In the next few weeks, the opposition in Georgia will work to galvanize supporters and try to prove that the election was stolen. The list of recorded irregularities is long, and include suspicious discrepancies in numbers, violence and ballot stuffing. Despite the evidence, fighting for justice in courts controlled by an oligarch is likely to be futile. 

The opposition also faces the reality that the Georgian Dream did perform better than anyone has expected, in part at least thanks to an aggressive pre-election campaign that focused on fear: the governing party’s singular message equated opposition with another war with Russia.  Their campaign included billboards that juxtaposed ruins of Ukrainian cities with peaceful landscapes of Georgia.  It proved effective in the country, where Russia still occupies 20% of the territory and memories of the 2008 invasion, as well as previous wars,  are very much alive.

The election results may defy both logic and hope for many Georgians but they align disturbingly well with the broader trajectory of the world. For this is not a story of a rigged post-Soviet election, but rather the story of a larger, systemic game that has been rigged against us all. 

Over the past decade, the interplay of oligarchic alliances, disinformation, abuse of technology, and selective violence have all eaten away at the foundations of all societies.
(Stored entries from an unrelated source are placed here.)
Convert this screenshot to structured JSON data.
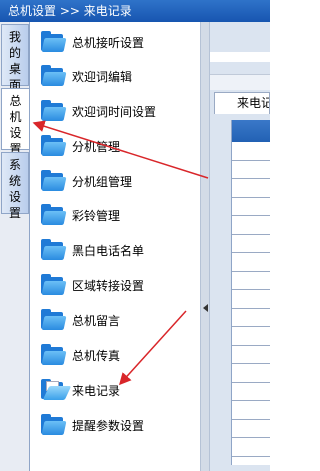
{
  "breadcrumb": {
    "section": "总机设置",
    "separator": ">>",
    "page": "来电记录"
  },
  "side_tabs": [
    {
      "label": "我的桌面"
    },
    {
      "label": "总机设置",
      "active": true
    },
    {
      "label": "系统设置"
    }
  ],
  "menu": {
    "items": [
      {
        "label": "总机接听设置",
        "icon": "folder-icon"
      },
      {
        "label": "欢迎词编辑",
        "icon": "folder-icon"
      },
      {
        "label": "欢迎词时间设置",
        "icon": "folder-icon"
      },
      {
        "label": "分机管理",
        "icon": "folder-icon"
      },
      {
        "label": "分机组管理",
        "icon": "folder-icon"
      },
      {
        "label": "彩铃管理",
        "icon": "folder-icon"
      },
      {
        "label": "黑白电话名单",
        "icon": "folder-icon"
      },
      {
        "label": "区域转接设置",
        "icon": "folder-icon"
      },
      {
        "label": "总机留言",
        "icon": "folder-icon"
      },
      {
        "label": "总机传真",
        "icon": "folder-icon"
      },
      {
        "label": "来电记录",
        "icon": "folder-open-icon",
        "selected": true
      },
      {
        "label": "提醒参数设置",
        "icon": "folder-icon"
      }
    ]
  },
  "content": {
    "tab_label": "来电记"
  },
  "colors": {
    "titlebar": "#1f5fbf",
    "header": "#2a66b8",
    "folder": "#1f7ad6",
    "arrow": "#d9262a"
  }
}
These interconnected trends, often obscured by the noise of our news cycle, are part of a larger authoritarian web that is enveloping the globe, and polarizing our communities from within. Connecting the dots between them reveals a pervasive threat that extends far beyond any single event.
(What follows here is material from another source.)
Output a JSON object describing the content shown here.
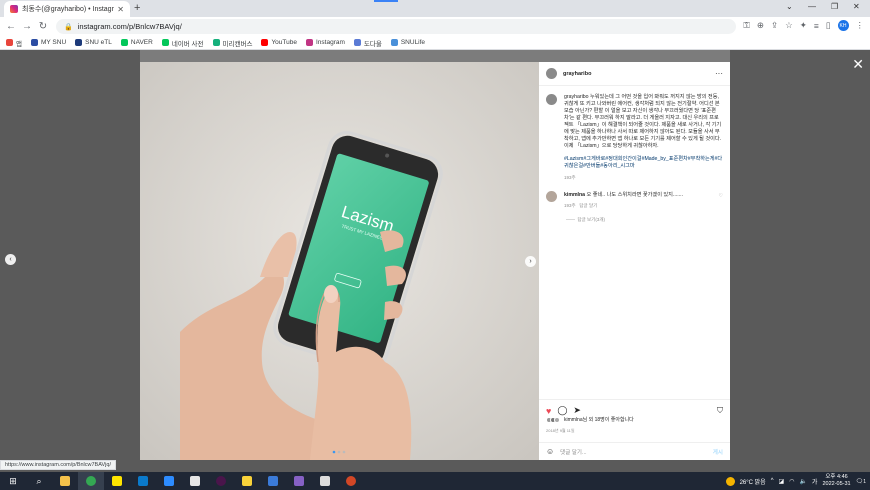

In this rigged game, the losers aren’t just the Georgian opposition and their supporters, but everyone who believes in the value of freedom: whether it is the freedom to speak out without being beaten or imprisoned, or the freedom of a newspaper to endorse a presidential candidate. The real winners aren’t the Georgian politicians or even the oligarch who pulls their strings, but anyone who puts money and power above shared values. 
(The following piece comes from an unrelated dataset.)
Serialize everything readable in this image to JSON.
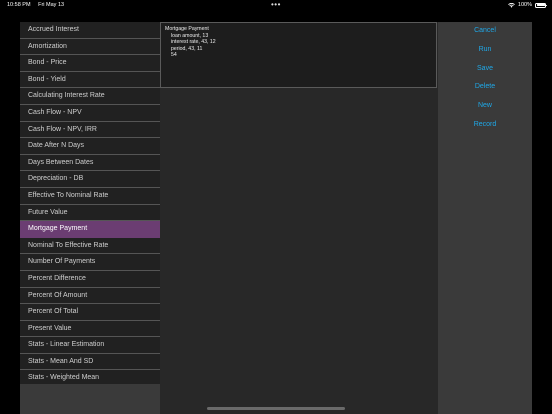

In the case of Georgia, the biggest winner is the Kremlin, who has just won a battle in its global war against liberal democracy.  Ahead of the US elections, there is a warning here too. Georgia has always been the place where the Kremlin has rehearsed its global playbook. 

Throughout the 1990s, it was in Georgia  that Moscow ignited wars and transformed them into frozen conflicts, a precursor to the tactics later employed in Ukraine. As Putin’s Russia grew more assertive, it occupied territories and meddled in elections, using methods that would then spread to Europe and the United States.

It was in liberal, progressive Georgia, where the Kremlin first piloted anti LGBTQ+ narratives, teaming up with the members of the American and European religious right and carefully targeting traditional parts of the society and testing ways to spin marginal homophobia into a larger culture war that  eventually took root in the West. 

Yet, for all the lands Putin has seized and the narratives he has spun, his true success hinges on two tools handed to him by his own adversaries in the West. The first is our information system that is fuelled by social media platforms, which are run on profit-driven algorithms built to spread disinformation, conspiracies, and lies. The second–fueled in part by the first–is the dwindling attention span of those who can and should want to help.

Georgian opposition is unlikely to succeed, unless it gets focused attention from Europe and the United States. But with the tragedy that has enveloped the Middle East, the drama of the US elections and the urgency of the increasingly unsustainable war in Ukraine, events in Georgia will struggle to compete for attention. And yet, the reason empires crumble from the margins is because true resistance always comes from the edges. Helping Georgia bring back its democracy will keep it alive elsewhere.

A version of this article previously appeared in the Guardian newspaper.